The brothers also made pretty epic use of their wonder-twin powers when they teamed up with a magician who billed himself Rajah Raboid (via the Johnny Eck Museum). The magician would select a volunteer from the audience — Robert — and inform him that he was going to be cut in half. You can probably see where this is going. It ended with a little sleight-of-hand and Johnny, who'd emerge from the box to chase his legs and shriek that the whole thing had gone horribly wrong. Good times.

Josephine Joseph

She was featured in 1932's Freaks and claimed to be a hermaphrodite, but no one's sure what her story really was. She was billed as Josephine Joseph, and there's not a ton of information out there on her. Or him. Or both. Fortunately, Estelle Hargraves from The Skittish Library did some digging through old newspapers and pieced together what she's pretty sure is part of the story of Josephine Joseph — otherwise known as Josephine Waas.

It seems as though she traveled quite a bit with her hermaphrodite act, as she was the star of show in Blackpool, England, in 1930. It didn't end well, though; Hargraves found newspaper articles documenting a legal case against Josephine and her husband, George Waas. They were charged with essentially defrauding the gullible public with their claims and were asked to prove before the court it was true. Instead, the pair pleaded guilty and left town, and the newspapers say it was never determined whether she was male, female, or something in between.
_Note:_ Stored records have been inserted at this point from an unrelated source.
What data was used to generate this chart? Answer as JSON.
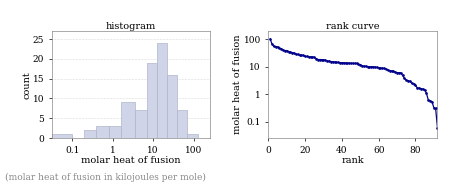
{
  "hist_title": "histogram",
  "hist_xlabel": "molar heat of fusion",
  "hist_ylabel": "count",
  "rank_title": "rank curve",
  "rank_xlabel": "rank",
  "rank_ylabel": "molar heat of fusion",
  "caption": "(molar heat of fusion in kilojoules per mole)",
  "hist_bar_color": "#d0d4e8",
  "hist_bar_edgecolor": "#b0b4c8",
  "rank_line_color": "#00008b",
  "hist_ylim": [
    0,
    27
  ],
  "hist_yticks": [
    0,
    5,
    10,
    15,
    20,
    25
  ],
  "rank_xlim": [
    0,
    92
  ],
  "rank_xticks": [
    0,
    20,
    40,
    60,
    80
  ],
  "fig_bg": "#ffffff",
  "font_size": 7.0,
  "caption_color": "#888888"
}
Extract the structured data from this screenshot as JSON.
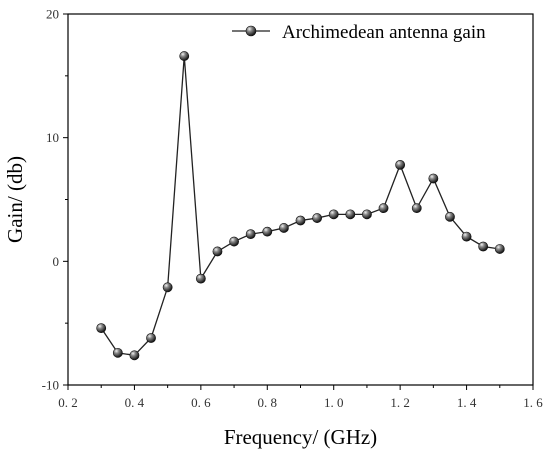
{
  "chart_data": {
    "type": "line",
    "xlabel": "Frequency/ (GHz)",
    "ylabel": "Gain/ (db)",
    "xlim": [
      0.2,
      1.6
    ],
    "ylim": [
      -10,
      20
    ],
    "x_ticks": [
      0.2,
      0.4,
      0.6,
      0.8,
      1.0,
      1.2,
      1.4,
      1.6
    ],
    "x_tick_labels": [
      "0. 2",
      "0. 4",
      "0. 6",
      "0. 8",
      "1. 0",
      "1. 2",
      "1. 4",
      "1. 6"
    ],
    "y_ticks": [
      -10,
      0,
      10,
      20
    ],
    "y_tick_labels": [
      "-10",
      "0",
      "10",
      "20"
    ],
    "grid": false,
    "legend_position": "top-right",
    "series": [
      {
        "name": "Archimedean antenna gain",
        "color": "#222222",
        "marker": "sphere",
        "x": [
          0.3,
          0.35,
          0.4,
          0.45,
          0.5,
          0.55,
          0.6,
          0.65,
          0.7,
          0.75,
          0.8,
          0.85,
          0.9,
          0.95,
          1.0,
          1.05,
          1.1,
          1.15,
          1.2,
          1.25,
          1.3,
          1.35,
          1.4,
          1.45,
          1.5
        ],
        "values": [
          -5.4,
          -7.4,
          -7.6,
          -6.2,
          -2.1,
          16.6,
          -1.4,
          0.8,
          1.6,
          2.2,
          2.4,
          2.7,
          3.3,
          3.5,
          3.8,
          3.8,
          3.8,
          4.3,
          7.8,
          4.3,
          6.7,
          3.6,
          2.0,
          1.2,
          1.0
        ]
      }
    ]
  }
}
Hargraves also says it's unlikely Josephine Waas was her real name. A check of census records seems to show George Waas was officially married to Romanian-born Betty Waas, who Hargraves believes was likely Josephine Joseph. Yes or no, one thing's for sure — she's managed to hold onto her air of mystery.

The Wild Men of Borneo

There's absolutely nothing about the so-called Wild Men of Borneo that isn't cringe-worthy and well beyond politically correct, so we'll lead off with a big ol' apology for the whole sad state of affairs.

The pair were exhibited as feral savages brought to the civilized world from the darkest corners of Borneo, although that's about as far from the truth as you can get. They weren't named Waino and Plutano, and they didn't speak a foreign language. In fact, Human Marvels says they were brothers Hiram and Barney Davis, born in England and New York, respectively. Show promoter Lyman Warner bought them from their widowed mother when she could no longer afford to care for them, and since these stories take every opportunity to get sadder, research done by the Capital Area District Libraries found the brothers were mentally disabled and suffering from dwarfism that kept their heights at around 40 inches.
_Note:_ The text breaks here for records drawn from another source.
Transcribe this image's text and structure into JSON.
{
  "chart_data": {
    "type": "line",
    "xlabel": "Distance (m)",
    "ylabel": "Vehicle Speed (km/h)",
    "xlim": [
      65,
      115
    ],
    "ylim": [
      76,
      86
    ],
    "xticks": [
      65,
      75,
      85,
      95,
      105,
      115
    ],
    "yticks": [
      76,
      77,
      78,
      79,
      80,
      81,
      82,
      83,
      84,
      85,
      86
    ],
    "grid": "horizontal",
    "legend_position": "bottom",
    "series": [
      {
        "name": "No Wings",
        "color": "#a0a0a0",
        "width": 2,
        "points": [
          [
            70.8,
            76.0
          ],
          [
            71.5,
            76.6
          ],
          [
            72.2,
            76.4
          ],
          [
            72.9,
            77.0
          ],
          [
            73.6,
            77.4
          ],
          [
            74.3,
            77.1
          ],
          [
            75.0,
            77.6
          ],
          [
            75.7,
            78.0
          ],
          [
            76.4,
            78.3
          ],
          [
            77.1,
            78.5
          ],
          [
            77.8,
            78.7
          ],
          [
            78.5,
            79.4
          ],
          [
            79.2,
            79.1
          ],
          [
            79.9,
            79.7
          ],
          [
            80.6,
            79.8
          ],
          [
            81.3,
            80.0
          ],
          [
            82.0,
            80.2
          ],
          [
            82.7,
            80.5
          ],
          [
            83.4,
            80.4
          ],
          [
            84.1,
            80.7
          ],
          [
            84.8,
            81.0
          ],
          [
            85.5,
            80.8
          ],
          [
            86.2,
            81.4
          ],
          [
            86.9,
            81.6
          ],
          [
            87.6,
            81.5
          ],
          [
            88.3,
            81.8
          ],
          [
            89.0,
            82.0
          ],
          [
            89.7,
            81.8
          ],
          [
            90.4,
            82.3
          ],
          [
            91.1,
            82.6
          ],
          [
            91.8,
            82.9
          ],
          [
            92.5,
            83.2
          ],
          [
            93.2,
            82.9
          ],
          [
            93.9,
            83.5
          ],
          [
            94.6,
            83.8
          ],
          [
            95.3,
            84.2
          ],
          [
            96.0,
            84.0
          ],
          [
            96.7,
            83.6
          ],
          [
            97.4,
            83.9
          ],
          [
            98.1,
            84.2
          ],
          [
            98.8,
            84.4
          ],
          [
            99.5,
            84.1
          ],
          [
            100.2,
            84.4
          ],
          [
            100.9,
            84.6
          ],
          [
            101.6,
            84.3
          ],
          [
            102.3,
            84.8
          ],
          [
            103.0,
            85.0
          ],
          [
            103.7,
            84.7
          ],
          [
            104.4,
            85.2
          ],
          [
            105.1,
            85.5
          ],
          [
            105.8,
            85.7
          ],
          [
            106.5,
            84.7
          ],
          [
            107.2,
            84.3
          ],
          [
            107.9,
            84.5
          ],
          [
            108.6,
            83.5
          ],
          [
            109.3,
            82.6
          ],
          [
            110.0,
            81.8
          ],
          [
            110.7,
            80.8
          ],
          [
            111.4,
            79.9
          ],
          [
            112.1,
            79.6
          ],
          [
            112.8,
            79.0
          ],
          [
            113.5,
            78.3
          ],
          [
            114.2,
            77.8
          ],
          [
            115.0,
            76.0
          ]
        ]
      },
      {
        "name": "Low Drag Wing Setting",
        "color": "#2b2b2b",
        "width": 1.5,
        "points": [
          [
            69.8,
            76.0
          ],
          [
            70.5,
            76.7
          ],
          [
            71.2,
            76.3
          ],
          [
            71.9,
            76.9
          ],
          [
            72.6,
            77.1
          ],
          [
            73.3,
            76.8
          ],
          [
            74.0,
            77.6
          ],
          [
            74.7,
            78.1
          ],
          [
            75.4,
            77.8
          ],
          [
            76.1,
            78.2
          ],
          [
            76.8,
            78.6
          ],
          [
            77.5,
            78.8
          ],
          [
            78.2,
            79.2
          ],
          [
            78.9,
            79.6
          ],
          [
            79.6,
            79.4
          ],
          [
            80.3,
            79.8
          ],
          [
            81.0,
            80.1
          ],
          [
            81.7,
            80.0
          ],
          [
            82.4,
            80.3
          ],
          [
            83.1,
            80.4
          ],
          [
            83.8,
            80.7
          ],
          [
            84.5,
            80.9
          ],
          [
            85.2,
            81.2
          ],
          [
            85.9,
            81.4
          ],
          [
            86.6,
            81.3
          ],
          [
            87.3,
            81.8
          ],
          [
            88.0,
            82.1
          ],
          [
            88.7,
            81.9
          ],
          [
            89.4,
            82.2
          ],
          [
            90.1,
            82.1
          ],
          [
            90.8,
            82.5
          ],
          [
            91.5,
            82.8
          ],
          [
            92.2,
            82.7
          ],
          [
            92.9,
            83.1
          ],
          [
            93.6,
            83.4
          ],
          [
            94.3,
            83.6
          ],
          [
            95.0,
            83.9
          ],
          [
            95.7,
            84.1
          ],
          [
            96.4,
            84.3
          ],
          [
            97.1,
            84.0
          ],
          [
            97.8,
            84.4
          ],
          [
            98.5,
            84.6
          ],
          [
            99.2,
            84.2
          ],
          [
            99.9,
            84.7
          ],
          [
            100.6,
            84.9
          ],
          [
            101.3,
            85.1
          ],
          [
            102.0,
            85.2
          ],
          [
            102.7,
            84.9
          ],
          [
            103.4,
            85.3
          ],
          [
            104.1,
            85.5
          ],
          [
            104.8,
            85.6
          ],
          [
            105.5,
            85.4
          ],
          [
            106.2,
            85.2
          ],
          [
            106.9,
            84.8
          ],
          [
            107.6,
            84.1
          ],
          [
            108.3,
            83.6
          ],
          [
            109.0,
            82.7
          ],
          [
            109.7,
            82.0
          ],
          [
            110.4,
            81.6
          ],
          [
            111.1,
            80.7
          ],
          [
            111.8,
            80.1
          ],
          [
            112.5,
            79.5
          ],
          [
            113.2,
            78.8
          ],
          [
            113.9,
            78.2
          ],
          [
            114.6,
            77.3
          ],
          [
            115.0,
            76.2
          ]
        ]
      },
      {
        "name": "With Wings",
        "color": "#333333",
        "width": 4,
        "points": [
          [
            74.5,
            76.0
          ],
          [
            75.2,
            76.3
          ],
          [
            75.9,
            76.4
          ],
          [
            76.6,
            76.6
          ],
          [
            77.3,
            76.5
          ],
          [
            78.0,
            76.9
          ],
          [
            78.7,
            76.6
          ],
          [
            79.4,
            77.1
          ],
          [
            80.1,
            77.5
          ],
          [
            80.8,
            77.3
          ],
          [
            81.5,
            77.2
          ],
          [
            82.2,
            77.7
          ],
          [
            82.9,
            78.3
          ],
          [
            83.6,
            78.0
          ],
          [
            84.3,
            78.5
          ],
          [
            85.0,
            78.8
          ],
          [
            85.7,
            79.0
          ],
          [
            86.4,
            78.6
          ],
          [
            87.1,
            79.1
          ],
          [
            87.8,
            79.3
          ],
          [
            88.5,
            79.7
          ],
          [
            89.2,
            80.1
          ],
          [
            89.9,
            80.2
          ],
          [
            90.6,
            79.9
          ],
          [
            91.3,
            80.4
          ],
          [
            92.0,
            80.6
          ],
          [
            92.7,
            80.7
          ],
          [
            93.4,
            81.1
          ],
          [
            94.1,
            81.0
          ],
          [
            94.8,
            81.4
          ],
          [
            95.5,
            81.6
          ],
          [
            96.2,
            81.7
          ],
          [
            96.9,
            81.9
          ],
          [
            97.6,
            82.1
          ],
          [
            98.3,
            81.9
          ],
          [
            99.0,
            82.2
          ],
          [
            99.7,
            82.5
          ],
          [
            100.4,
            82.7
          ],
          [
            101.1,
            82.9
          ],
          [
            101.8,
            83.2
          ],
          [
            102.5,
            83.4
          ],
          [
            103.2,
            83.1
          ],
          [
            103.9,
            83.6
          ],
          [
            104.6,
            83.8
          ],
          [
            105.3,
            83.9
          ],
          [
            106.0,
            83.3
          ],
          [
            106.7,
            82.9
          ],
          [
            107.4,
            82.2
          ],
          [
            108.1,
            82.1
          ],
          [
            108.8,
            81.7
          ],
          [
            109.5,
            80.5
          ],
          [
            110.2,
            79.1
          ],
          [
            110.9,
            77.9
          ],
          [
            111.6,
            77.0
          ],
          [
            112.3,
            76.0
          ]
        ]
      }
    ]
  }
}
We did apologize in advance. The two brothers spent decades touring with various freak shows, speaking their own language — billed as a sort of Wild Man gibberish — as well as performing impressive feats of strength. They made millions during their career and retired in 1903.

Oofty Goofty

Most of the stories from the freak show circuit are just heartbreaking, but Oofty Goofty was something else entirely. According to San Francisco City Guides, the story started when Leonard Borchardt stowed away on a U.S.-bound ship from Germany. He did a brief stint in the U.S. Army but deserted when he realized there was a very real possibility he'd meet a horrible end. Forced to find another way to make a living, he came up with the brilliant idea to tar and feather himself, then exhibit himself as a Wild Man of Borneo. He'd eat raw meat and shout, but it wasn't long before he ended up in the hospital thanks to his tar baths.

Once the tar was off, he realized he had a high pain tolerance. His next schtick was letting people pay to try to hit him with a baseball, or performing other stunts like being shipped cross-country in a box. Then, he decided it was a great idea to let people pay to beat him up, which went sideways when World Heavyweight Boxing Champion John Sullivan took a turn and broke Oofty Goofty. 

No longer able to brag of such a high pain tolerance, he reportedly headed off to Texas where researcher Tony Quarrington says he spent the rest of his life making a living participating in quail-eating contests and drinking beer.